From the entrance is a small lobby with an encaustic-tile floor, moulded cornices and a plain ceiling rose. To the south is a WC, and to the west are further half-glazed double doors leading to the staircase hallway. Both sets of entrance doors retain their historic door furniture.

Two doors with flat architraves on the south side of the hallway open to a dining room. It is three bays in length, with the eastern bay slightly raised reflecting the dais above. The bays are defined by chamfered ceiling beams supported by large bobbin-turned timber brackets springing from floriated corbels. The ceiling has a decorated pierced cornice, the floor is partly boarded, and there is a mid-20th-century timber dado to the walls between a tall skirting and moulded dado rail, with a moulded picture rail above. To the west of the dining room, next to a mid-20th-century corner bar, steps lead to a corridor with two spaces to the west housing a modern kitchen and the lodge's museum. A further doorway leads back into the staircase hall. Below the stairs, a door leads to the lower-ground floor where there are two spaces, formerly the Tyler's flat.

The principal staircase has a bobbin balustrade with a decorated newel post at ground floor. At the head of the stairs, a six-panelled door with moulded architrave leads to the committee room, which has a fireplace on the south side with a simple timber surround.
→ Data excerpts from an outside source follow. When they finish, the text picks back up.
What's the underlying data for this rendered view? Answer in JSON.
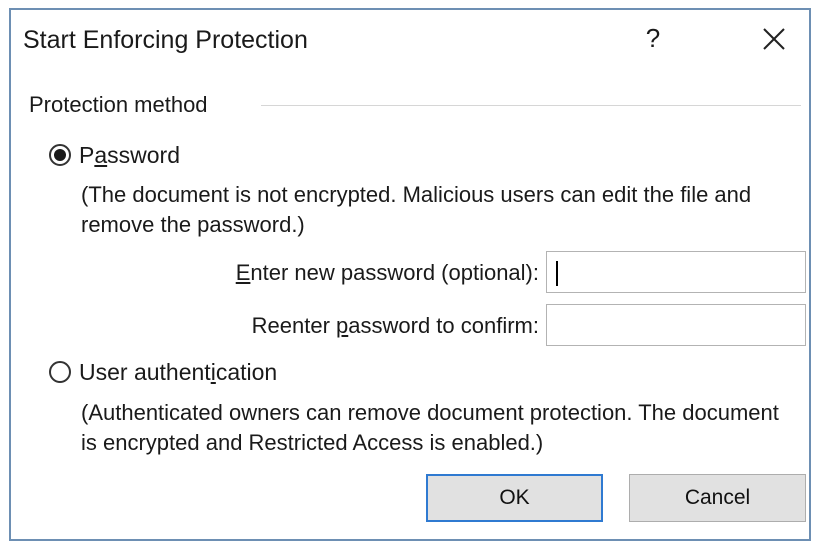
{
  "dialog": {
    "title": "Start Enforcing Protection",
    "help_label": "?",
    "close_label": "✕"
  },
  "protection": {
    "group_label": "Protection method",
    "password_option": {
      "label": "Password",
      "label_pre": "P",
      "label_accel": "a",
      "label_post": "ssword",
      "checked": true,
      "note": "(The document is not encrypted. Malicious users can edit the file and remove the password.)"
    },
    "new_password": {
      "label_pre": "",
      "label_accel": "E",
      "label_post": "nter new password (optional):",
      "value": ""
    },
    "confirm_password": {
      "label_pre": "Reenter ",
      "label_accel": "p",
      "label_post": "assword to confirm:",
      "value": ""
    },
    "user_auth_option": {
      "label": "User authentication",
      "label_pre": "User authent",
      "label_accel": "i",
      "label_post": "cation",
      "checked": false,
      "note": "(Authenticated owners can remove document protection. The document is encrypted and Restricted Access is enabled.)"
    }
  },
  "buttons": {
    "ok_label": "OK",
    "cancel_label": "Cancel"
  },
  "colors": {
    "dialog_border": "#6d8fb3",
    "default_button_border": "#2f7ad1",
    "button_face": "#e1e1e1"
  }
}
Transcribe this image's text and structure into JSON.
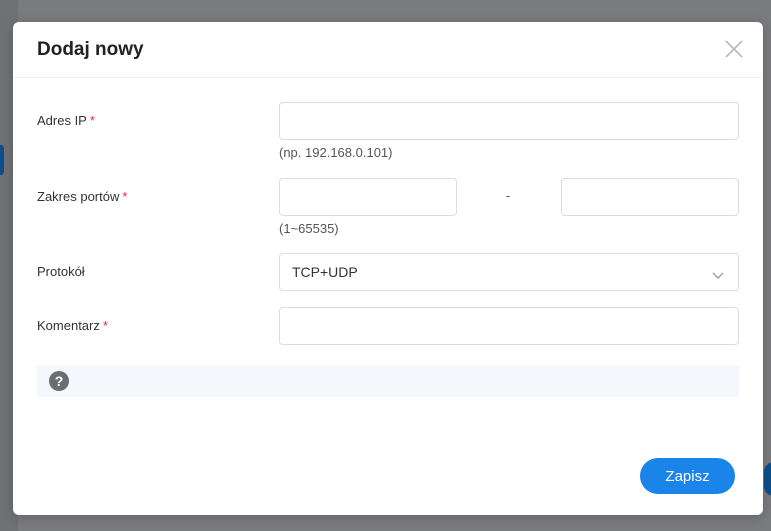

To the east, an identical door leads to the main lodge room.

The lodge room is double-height and four bays long, with a raised dais to the east. The tripartite arched ceiling, decorated with the constellation, is defined north to south by pierced ribs decorated with Tudor-flower motifs and fretwork, and horizontally along the spring course of the main ceiling arch by fluted plasterwork. The cornice has an egg-and-dart moulding. At the centre of the room is a diamond-set tiled chequerboard floor. On the west side of this are two pillars: one of the Ionic order for the Master denoting wisdom, with its globe representing the celestial world, and one Corinthian for the Junior Warden denoting beauty, with its globe representing the earthly world. The Doric order, for the Senior Warden and denoting strength, is represented on the west wall, framing the Senior Warden's chair with fluted pilasters and a frieze and segmental arch with mutules. On the east wall above the Master's chair is a floating pediment. To the north of the dais is a recess containing a segmental pointed arch springing from floriated corbels, within which are timber four-panel double-doors below blocked overlights with segmental heads and decoratively carved spandrels. Within the arch-head is a Star of David. The doors lead to the current robing room, which has 20th-century storage cupboards for each of the lodges.